Tarihte arap kabilelerinin bazı ileri gelenleri, Resulullah (s.a.a) ın İslam’a davet esnasında şu şartı koştular; kendilerinin Peygamberden sonra devlet kadamelerinde görev alacaklar.
İbn-i Hişam siresinde şöyle nakl edilmektedir:
Bir gün Resulullah (s.a.a) beni Amir’in yanına gelerek, onları  Allah’a ve O’nun yüce dinine ve kendi Peygamberliğine davet etmekteydi, onlardan biri Resulullah’a (s.a.a)  şöyle der.
Eğer biz sana iman edersek ve sen tüm muhaliflerine galip geldiğinde, senden sonra  halifelik bize geçecek mi? Resulullah (s.a.a) cevaben şöyle buyurdu: Bu konudaki yetki Allah aittir, kimi isterse onu bu makama ulaştıracaktır.’’                          
10 – Bu olay fıtri bir kuraldır herkesin idare edilmeye ihtiyacı olursa ki vardır, onu Allah sahipsiz bırakmaz ve ona layık olan lideri onun başına getirir, koyun sürüsünü çobansız bırakmadığı gibi.
O  Allah ki şu sıfatta bir peygamber gönderiyor.
‘’ Gerçekten kendinizden olan öyle bir peygamber size geldi ki, sıkıntınız ona ağır gelir, size düşkündür ve müminlere karşı şefkatli ve merhametlidir.’’ ( Tevbe / 128 )       
Böyle bir peygamberi gönderen Allah, insanlar için bu kadar şefkatlı merhametli ve insanların herşeyi için bu kadar üzerlerine titreyen en ufak bir hatada bile onlar için en derin üzüntüyü kalbinde hisseden Kur’an-ı Kerim’in tabiriyle kendisini kahr edecek kadar insanların yaptıkları hata ve yanlışlarını kendisine dert ederek üzüntü duyan bir peygamberden sonra nasıl olur bu insanları yanlız başına bırakabilir?
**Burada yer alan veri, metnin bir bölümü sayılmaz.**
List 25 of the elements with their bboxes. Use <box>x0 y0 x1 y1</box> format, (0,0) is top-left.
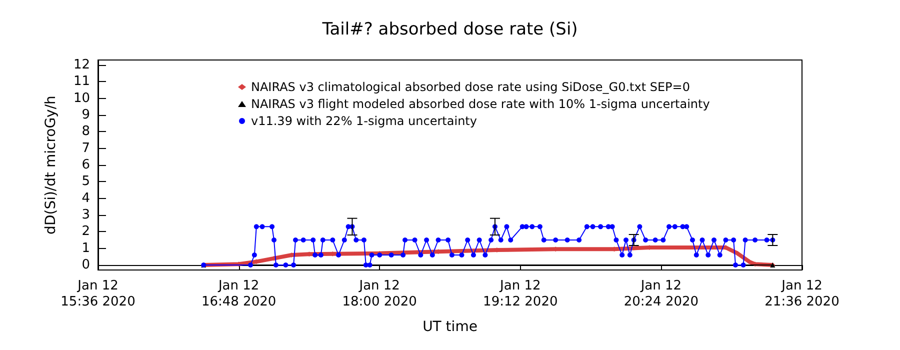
legend-label: NAIRAS v3 climatological absorbed dose rate using SiDose_G0.txt SEP=0 <box>251 80 690 94</box>
y-tick-label: 3 <box>82 208 90 222</box>
y-tick-label: 0 <box>82 258 90 272</box>
y-axis-title: dD(Si)/dt microGy/h <box>43 96 59 234</box>
x-tick-label: Jan 12 18:00 2020 <box>342 278 417 310</box>
y-tick-label: 8 <box>82 124 90 140</box>
y-tick-label: 1 <box>82 240 90 256</box>
x-tick-label: Jan 12 21:36 2020 <box>764 278 840 310</box>
y-tick-label: 5 <box>82 174 90 190</box>
x-axis-title: UT time <box>422 319 478 335</box>
y-tick-label: 10 <box>73 90 90 106</box>
x-tick-label: Jan 12 20:24 2020 <box>624 278 699 310</box>
y-tick-label: 9 <box>82 108 90 122</box>
legend-label: v11.39 with 22% 1-sigma uncertainty <box>251 114 477 128</box>
chart-title: Tail#? absorbed dose rate (Si) <box>321 20 578 40</box>
y-tick-label: 2 <box>82 224 90 240</box>
legend-label: NAIRAS v3 flight modeled absorbed dose rate with 10% 1-sigma uncertainty <box>251 97 710 111</box>
x-tick-label: Jan 12 16:48 2020 <box>201 278 276 310</box>
y-tick-label: 12 <box>73 58 90 72</box>
y-tick-label: 4 <box>82 190 90 206</box>
y-tick-label: 6 <box>82 158 90 172</box>
x-tick-label: Jan 12 19:12 2020 <box>483 278 558 310</box>
y-tick-label: 11 <box>73 74 90 90</box>
y-tick-label: 7 <box>82 140 90 156</box>
x-tick-label: Jan 12 15:36 2020 <box>60 278 136 310</box>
Akıl bunu kabul edebilir mi?
Akl-ı selim ve vicdan sahibi biri,  Allah ve Resulünün ( s.a.a )  atamadığı, hata ve günahkar bir liderin insanlık ve  İslam ümmetini idare edebilileceğini nasıl kabul edilebilir?    
 SINAMAK, İMTAHAN   AYETİN DE İMAMET:
‘’ Hani Rabbi İbrahim ‘i birtakım kelimelerle denemiş, o da tam olarak onları yerine getirmişti. ( işte o zaman Allah ) ‘’ Ben seni insanlara imam ( önder ) kılacağım.’’ Dedi. ( İbrahim ) ‘’ Benim soyumdan da.’’ Dedi. ( Allah, ) Benim ahdim ( İmamet makamı ) zalimlere erişmez.’’ Dedi. ( Bakara / 124
Bu ayet’ten  2 Mana anlaşılır.
1 – İmamet  makamı, Nübuvvet ve Risalet makamından üstündür.
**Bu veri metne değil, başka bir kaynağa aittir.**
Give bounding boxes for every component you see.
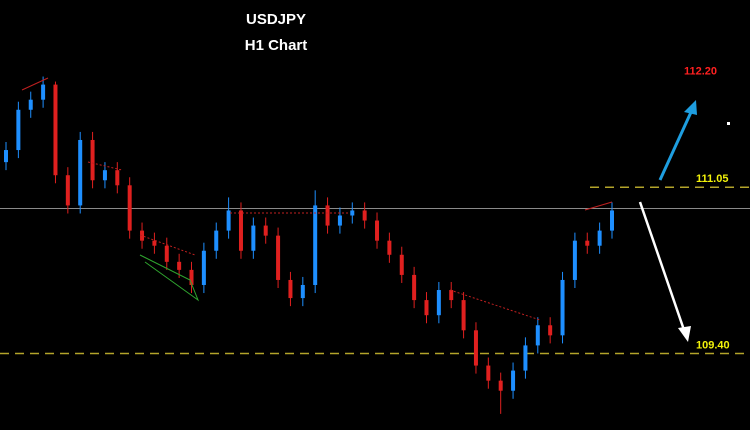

2 – İmamet makamı zalim ve zülüm edenlere ulaşmaz.
Bu bölüm 3 söylem ile oluşmaktadır:
  1. söylem: İmametin yüceliğinin yeri.
  2. Söylem: İmamet zalim ve zülüm edenlere ulaşılamayacağı.
  3. İmameti imametin dilinden tanınması.
Hz. İBRAHİM’İN (a.s) İMTAHANLARI
Burada önce Hz. İbrahim ( a.s ) bahşedilen bu yüce makamın ön şartlarını oluşturan şartlara deyinelim daha sonra söylemlerin üzerinde konuşalım.
Herşeyden önce Hz. İbrahim (a.s)  imtahanları  verirken kimin karşısında olduğunu çok iyi biliyor ve bu sınavları verirken huzurunda olduğunu razı etmesi gerektiğini biliyordu. Huzurunda sınav verdiyi varlık ise Allah’u Te’ala’nın kendisi olduğunun bilinci içerisinde vazifesini yerine getirmeye çalışıyor ve hata etmemesi gerekiyordu.
Allah (c.c) Hz. İbrahimi bir çok şeyden sınıyor, yanı imtahana tabi tutyor. Ve bu imtahanı ise bir kısım makamlara sahip iken yapıyor. Bu imtahanlar;
1 – İlahlık iddaisında bulunan Nemrut’a karşı kıyam edişi.
2 – Nemrut tarafından ateşe atılışı.
3 –  Ömrünün sonlarına doğru Allah tarafından büyük bir hediye olarak kabul edilen oğlu Hz. İsmail ( a.s ) i vermesiyle, hanımı Hz. Hacer ile Mekke’nin ıssız bucaksız susuz çöllerine Allah’ın emriyle götürülüp bırakılması. Ve kendisinin Filistine dönmesi.
4 – Kabenin inşası.
5 – Oğlu Hz. İsmail’i Allah’ın emriyle kurban kesme emrini alarak onu yerine getirmesi.
6 – Bu olayda şeytanın vermeye çalıştığı büyük fitneyi metanet ile onu taşlayarak onunla     mucadele etmesi.
Ve bir çok konuda Allah’ın emrini yerine getirmek için büyük mucadele vererek, sınanmaya tabi tutulduğu bütün imtahanları başarıyla geçerken Hz. İbrahim (a.s) 3 makama sahipdi.
       1 – Halifelik Makamı:    Allah’ın emirlerine mutlak ita’at etme.
        2 – Risalat Makamı:      Allah’tan gelen vahiyi insanlara ulaştırma.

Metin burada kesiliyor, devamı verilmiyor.